Der Ehemann ist immer nur am Rande wahrgenommen worden. Hier im Film spielt er eine zentrale Rolle. Obwohl der tot ist. Eigentlich. Das gehört zu den klugen Ideen, die den Film so sehenswert machen. Denn erst später bekommen wir mit, daß die vielen Szenen mit dem Ehemann, humoristisch Jim Broadbent, alle nur in den Gehirnwindungen der Expremierministerin stattfinden. Da dieser Denis aber nun wohl die einzige Person war, der seiner Frau die Wahrheit sagte und mit britischem Humor gesegnet ist, bricht er die theatralische Wirkung ihrer Auftritte durch Komik und liebevolle Ironie.
Hervorragend auch die Verkörperung der jungen Margret Roberts durch Alexandra Roach, die in ihrer konservativen Ausrichtung vom äußerst wohlhabenden Denis Thatcher – Harry Lloyd - unterstützt wird und ihn 1951 heiratet. Im Film werden die wesentlichen politischen Auseinandersetzungen im englischen Parlament nachgespielt – einschließlich der Meinung der Opposition, sie würde kreischen, weshalb sie Sprachunterricht nimmt - und die bedeutenden Weltereignisse wie beispielsweise der Falklandkrieg oder der Zusammenbruch des Staatssozialismus im Osten in Dokumentaraufnahmen gezeigt.

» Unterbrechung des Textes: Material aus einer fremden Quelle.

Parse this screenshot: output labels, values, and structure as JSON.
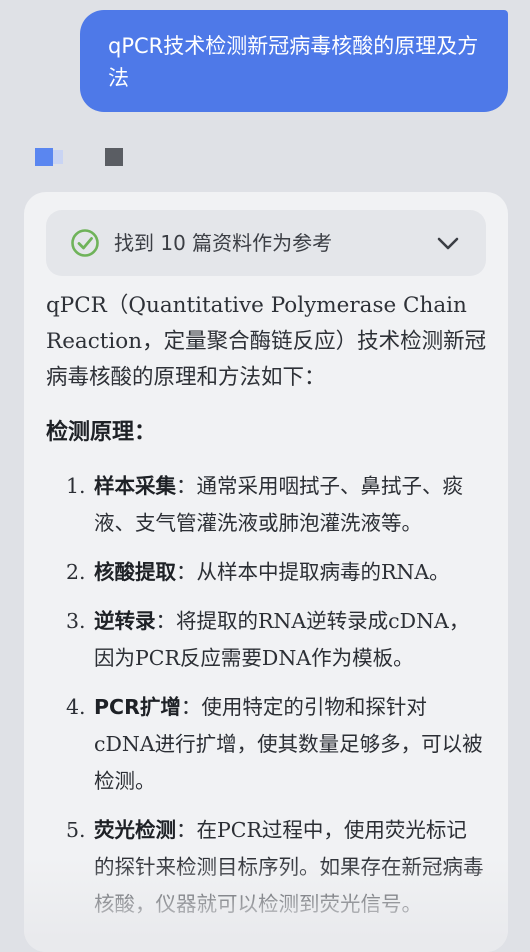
{
  "user_message": "qPCR技术检测新冠病毒核酸的原理及方法",
  "sources": {
    "label": "找到 10 篇资料作为参考",
    "check_icon": "check-circle-icon",
    "check_color": "#6fb35a",
    "chevron_icon": "chevron-down-icon"
  },
  "answer": {
    "intro": "qPCR（Quantitative Polymerase Chain Reaction，定量聚合酶链反应）技术检测新冠病毒核酸的原理和方法如下：",
    "section_title": "检测原理：",
    "steps": [
      {
        "num": "1.",
        "term": "样本采集",
        "text": "：通常采用咽拭子、鼻拭子、痰液、支气管灌洗液或肺泡灌洗液等。"
      },
      {
        "num": "2.",
        "term": "核酸提取",
        "text": "：从样本中提取病毒的RNA。"
      },
      {
        "num": "3.",
        "term": "逆转录",
        "text": "：将提取的RNA逆转录成cDNA，因为PCR反应需要DNA作为模板。"
      },
      {
        "num": "4.",
        "term": "PCR扩增",
        "text": "：使用特定的引物和探针对cDNA进行扩增，使其数量足够多，可以被检测。"
      },
      {
        "num": "5.",
        "term": "荧光检测",
        "text": "：在PCR过程中，使用荧光标记的探针来检测目标序列。如果存在新冠病毒核酸，仪器就可以检测到荧光信号。"
      }
    ]
  },
  "colors": {
    "accent": "#4e79e8",
    "background": "#dfe1e6",
    "card": "#f1f2f4"
  }
}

In Berlin, wo sie schon 2003 einen Silbernen Bären erhalten hatte, wurde sie von Menschenmengen liebevollst begrüßt. In der anschließenden Pressekonferenz konnte sie sich über das Geschenk einer russischen Puppe mit den Zügen der Margret Thatcher, also eigentlich ihren eigenen freuen. Vergleich man übrigens nach dem Film die Züge der Eisernen Lady noch einmal mit dem Spiel der Streep, dann sieht man, daß sie doch eine weichere Version der Eisenfrau ist. Aber vielleicht sagt man sich das auch gerne, weil einem diese filmische Margret Thatcher so ans Herz gewachsen war. Es ist ein fiktiver Film, kein Dokumentarfilm, auch wenn er noch so gut gespielt wird.